Days before the New Delhi visit of the US Congressional Delegation led by the Majority House Leader Chuck Schumer, the US Senate passed a resolution on Arunachal Pradesh in favour of India and condemning the actions of the People's Republic of China (PRC) along the Line of Actual Control (LAC). This bipartisan resolution was introduced by Democratic Senator Jeff Merkley from Oregon and Republican Senator Bill Hagerty, clearly indicating the interests of the US Department of State. This resolution is one of the iconic moments in Indo-US relations under the present US administration. Through this resolution, the US Senate extends its unwavering support to India in its efforts to protect its sovereignty across the Himalayas. A closer examination of the resolution, however, reveals that it is not merely a goodwill gesture to India, but rather a concerted effort to knit India closer to US foreign policy efforts.
Senate Resolution 75: An Overview
The 75th Resolution in the 1st session of the 118th Congress starts by reaffirming Arunachal Pradesh as an Indian territory and condemning provocations made by the PRC. The resolution's condemnation of Chinese provocations includes opposition to the PRC Ministry of Civil Affairs' cartographic efforts to declare Arunachal Pradesh as Chinese territory, as well as the ensuing skirmishes along the LAC in recent years. Furthermore, the US Senate extends its support to the Kingdom of Bhutan against the growing Chinese incursions in the eastern sector.

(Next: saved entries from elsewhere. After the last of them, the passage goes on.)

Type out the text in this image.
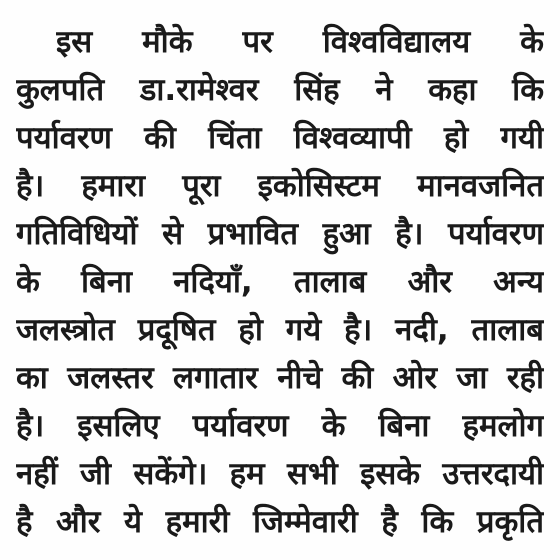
इस मौके पर विश्वविद्यालय के
कुलपति डा.रामेश्वर सिंह ने कहा कि
पर्यावरण की चिंता विश्वव्यापी हो गयी
है। हमारा पूरा इकोसिस्टम मानवजनित
गतिविधियों से प्रभावित हुआ है। पर्यावरण
के बिना नदियाँ, तालाब और अन्य
जलस्त्रोत प्रदूषित हो गये है। नदी, तालाब
का जलस्तर लगातार नीचे की ओर जा रही
है। इसलिए पर्यावरण के बिना हमलोग
नहीं जी सकेंगे। हम सभी इसके उत्तरदायी
है और ये हमारी जिम्मेवारी है कि प्रकृति
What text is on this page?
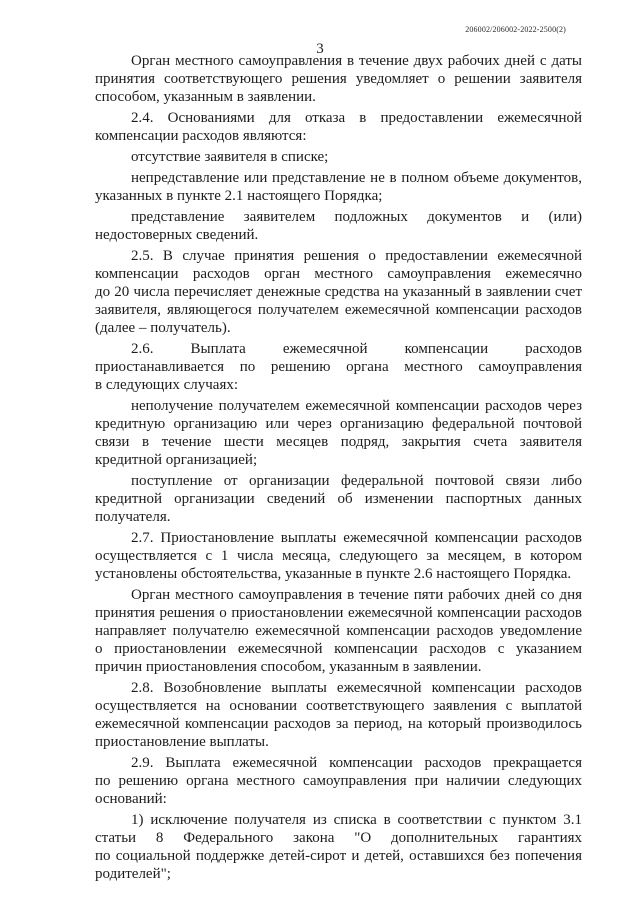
206002/206002-2022-2500(2)
3
Орган местного самоуправления в течение двух рабочих дней с даты
принятия соответствующего решения уведомляет о решении заявителя
способом, указанным в заявлении.
2.4. Основаниями для отказа в предоставлении ежемесячной
компенсации расходов являются:
отсутствие заявителя в списке;
непредставление или представление не в полном объеме документов,
указанных в пункте 2.1 настоящего Порядка;
представление заявителем подложных документов и (или)
недостоверных сведений.
2.5. В случае принятия решения о предоставлении ежемесячной
компенсации расходов орган местного самоуправления ежемесячно
до 20 числа перечисляет денежные средства на указанный в заявлении счет
заявителя, являющегося получателем ежемесячной компенсации расходов
(далее – получатель).
2.6. Выплата ежемесячной компенсации расходов
приостанавливается по решению органа местного самоуправления
в следующих случаях:
неполучение получателем ежемесячной компенсации расходов через
кредитную организацию или через организацию федеральной почтовой
связи в течение шести месяцев подряд, закрытия счета заявителя
кредитной организацией;
поступление от организации федеральной почтовой связи либо
кредитной организации сведений об изменении паспортных данных
получателя.
2.7. Приостановление выплаты ежемесячной компенсации расходов
осуществляется с 1 числа месяца, следующего за месяцем, в котором
установлены обстоятельства, указанные в пункте 2.6 настоящего Порядка.
Орган местного самоуправления в течение пяти рабочих дней со дня
принятия решения о приостановлении ежемесячной компенсации расходов
направляет получателю ежемесячной компенсации расходов уведомление
о приостановлении ежемесячной компенсации расходов с указанием
причин приостановления способом, указанным в заявлении.
2.8. Возобновление выплаты ежемесячной компенсации расходов
осуществляется на основании соответствующего заявления с выплатой
ежемесячной компенсации расходов за период, на который производилось
приостановление выплаты.
2.9. Выплата ежемесячной компенсации расходов прекращается
по решению органа местного самоуправления при наличии следующих
оснований:
1) исключение получателя из списка в соответствии с пунктом 3.1
статьи 8 Федерального закона "О дополнительных гарантиях
по социальной поддержке детей-сирот и детей, оставшихся без попечения
родителей";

In addition to that, the US Senate acknowledges the importance of Arunachal Pradesh to the Buddhist community and condemns the action of the PRC in raising diplomatic red flags on the incumbent Dalai Lama’s visit to Arunachal Pradesh. The resolution also accuses the PRC of impeding poverty-alleviation efforts and sabotaging collaboration with international donors by scripting the perception of disputed territory about Arunachal Pradesh. Later in the resolution, India is praised for its development efforts in Arunachal Pradesh, as well as its promising role in the international arena, particularly through its G20 presidency. Evidently, the first half of the resolution is full of irk factors for PRC and is in support of Indian efforts against Chinese aggression.
The second half of the 6-page resolution unfolds into a more constructive tool as it invokes the US vision of cooperating with India. It explicitly states the US interest to work with India through a Comprehensive Strategic Partnership bilaterally and to cooperate multilaterally through platforms like QUAD, I2U2 etc. The resolution also applauds India's efforts to defend itself against Chinese aggression, as well as its cooperation with Taiwan in many sectors, which shares similar Chinese aggression in its neighbourhood.
Then the resolution extends its support to a free and open Indo-Pacific and commends India’s military modernization and "its diversification away from countries that fail to respect the sovereignty and territorial integrity of other nations," clearly indicating the decreasing dependence of India on Russia. The resolution then assures its commitment to dedicating economic and diplomatic support to India in the development of Arunachal Pradesh. Furthermore, the resolution concludes by looking into potential avenues for defence cooperation, specifically "through defence interoperability and information sharing."
What’s in it for India?
While this resolution serves many US interests in its foreign engagements in the Indo-Pacific, it is also relevant for India, as it may serve as an icebreaker for India and the Democratic-led US administration, which is on the wrong foot when it comes to the Himalayan territorial disputes. The focus of the meeting with the Indian leadership and the all-democratic congressional delegation mirrored the verticals of cooperation mentioned in the US Senate’s resolution. This resolution just ratified the United States’ position over Arunachal Pradesh, and it will be reiterated on all international platforms, especially in countering the cartographic measures taken by the PRC to mandarinize Arunachal Pradesh and its specifics on international platforms.
This is arguably based on US interests in securing the Indo-Pacific and making India a key player in it. However, this resolution exhibits the demanding nature of US foreign policy by indirectly trying to coerce India’s choices in military purchases and its position in the international realm. Another notable drawback of the resolution is that the options for the military support mentioned in it are limited and will be inadequate for succouring India.
Even so, this resolution provides a great advantage for India diplomatically and strategically, it assures the US support at least on international platforms. Moreover, most nodes of possible cooperation between India and the US that are mentioned in the bill are focused on the Indo-Pacific, especially when it comes to countering Chinese aggression. This makes Resolution 75 a potential icebreaker for the process of securitizing the Indo-Pacific, with the US and India as partnering stakeholders.